Testimony was offered by the appellee, and received, tending to show that at the time of the execution of the deed of Philyear to Shoemaker they both resided in Jefferson county, Ala.; that Philyear resided near the land in controversy, and had for several years prior to the execution of the deed claimed to own, and had cultivated, about two acres of the same. The testimony further tended to show that in March, 1851, or 1852, he (Shoemaker) took actual possession of the inclosed part of the land, though he never resided on it; that he cleared and fenced an additional two or more acres, and cultivated the cleared land until about 1871, claiming the whole land under Philyear's deed, and exercising acts of ownership over it. That after 1871 he did not cultivate the land, but continued to pay taxes on it, and to claim it under Philyear's deed, and to exercise acts of ownership over it, up to the time he sold to Miller. Appellee's testimony tended further to show that Miller took possession under his purchase from Shoemaker, and held possession under claim of right, until he sold to appellee. (This was only one day, unless the contract of purchase antedated the deed.) The testimony of appellee further tended to show that it took possession of said lands under the deed from Miller, built houses thereon, claimed the same under said purchase, and has held it adversely, or under claim of independent right, down to the trial, November, 1887. In rebuttal, appellant produced testimony tending to show "that there had been no cultivation or occupation of any kind, that the places cultivated once had grown up with small trees, and since the year 1865 until the year when Miller and the Pratt Coal & Coke Company took possession under their deeds." This last sentence, which is a copy, is not very clear.
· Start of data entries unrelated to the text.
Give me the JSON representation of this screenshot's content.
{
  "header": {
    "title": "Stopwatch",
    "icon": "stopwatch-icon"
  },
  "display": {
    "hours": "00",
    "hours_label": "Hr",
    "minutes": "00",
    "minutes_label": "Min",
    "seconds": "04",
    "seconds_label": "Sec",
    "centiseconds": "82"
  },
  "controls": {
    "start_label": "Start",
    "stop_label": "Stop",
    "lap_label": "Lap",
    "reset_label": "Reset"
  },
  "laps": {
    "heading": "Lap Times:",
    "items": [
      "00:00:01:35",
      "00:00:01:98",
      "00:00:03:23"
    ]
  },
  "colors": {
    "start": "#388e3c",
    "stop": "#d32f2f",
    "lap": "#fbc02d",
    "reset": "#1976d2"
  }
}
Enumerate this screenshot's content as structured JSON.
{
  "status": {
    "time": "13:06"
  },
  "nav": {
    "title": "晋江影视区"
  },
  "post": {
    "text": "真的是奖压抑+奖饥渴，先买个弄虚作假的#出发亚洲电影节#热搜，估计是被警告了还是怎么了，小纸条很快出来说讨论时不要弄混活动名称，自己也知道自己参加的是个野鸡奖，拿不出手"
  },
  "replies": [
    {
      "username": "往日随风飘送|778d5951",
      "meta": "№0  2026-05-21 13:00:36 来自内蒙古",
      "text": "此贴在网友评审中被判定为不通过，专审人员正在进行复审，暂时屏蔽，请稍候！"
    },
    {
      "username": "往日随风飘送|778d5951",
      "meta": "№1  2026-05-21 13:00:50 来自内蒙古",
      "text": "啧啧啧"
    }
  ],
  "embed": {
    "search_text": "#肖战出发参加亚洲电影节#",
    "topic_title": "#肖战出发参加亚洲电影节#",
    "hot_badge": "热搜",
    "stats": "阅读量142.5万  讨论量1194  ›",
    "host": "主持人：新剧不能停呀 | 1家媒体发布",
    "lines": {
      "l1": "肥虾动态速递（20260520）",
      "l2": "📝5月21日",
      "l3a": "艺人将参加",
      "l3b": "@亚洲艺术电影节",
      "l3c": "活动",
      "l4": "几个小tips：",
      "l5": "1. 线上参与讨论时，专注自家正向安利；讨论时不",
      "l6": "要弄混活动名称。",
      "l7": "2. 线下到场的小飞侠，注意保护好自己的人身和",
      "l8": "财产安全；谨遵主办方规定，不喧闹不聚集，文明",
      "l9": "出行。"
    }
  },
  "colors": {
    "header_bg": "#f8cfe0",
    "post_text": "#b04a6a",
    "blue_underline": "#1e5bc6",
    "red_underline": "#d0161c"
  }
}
We suppose the meaning is that since the year 1865 no one has cultivated the land, and it has been suffered to grow up in small trees. This, then, presented at least a disputed question of fact as to the time when the land ceased to be cultivated.

This case is not controlled alone or to any extent by the statute of limitations of 1802, which provides 20 years as a bar to entry upon lands. Clay, Dig. p. 327, § 83. The later statute, (Sess. Acts 1843,) approved February 7, 1843, governs this case. Clay, Dig. p. 329, § 93. Ten years is the bar prescribed by that statute. See, also, Code 1852, § 2476; Id. 1867, § 2900; Id. 1876, § 3225; Id. 1886, § 2614. The act of 1843 gives to infants, etc., five years within which to sue, "after the termination of their disabilities to bring suits." The Codes reduce this proviso in favor of infants, etc., to three years. Code 1852, § 2486; Rawls v. Kennedy, 23 Ala. 240; Owen v. Slatter, 26 Ala. 547. This five years, or three, as the case may be, is not necessarily an addition to the ten years prescribed by the statute. It enlarges the ten years only to the extent that may be necessary to secure to the demandant or suitor the five or three years, after he or she shall have attained to majority. If during the ten years, he or she has had the five years of majority, then the period is not enlarged beyond the ten years. The statute is conformed to if ten years have elapsed; and for five or three years, either as part of them or as addition

to them, in whole or in part, there has been no disability to sue. Ten years of adverse holding, relieved of disability to sue for five or three of them, as the case may be, works a complete bar. Tayloe v. Dugger, 66 Ala. 444. So, as we shall show hereafter, it is not important to inquire in this case whether the proviso or exception on account of infancy be five years, as prescribed by the act of 1843, or three years, as declared by the Code of 1852.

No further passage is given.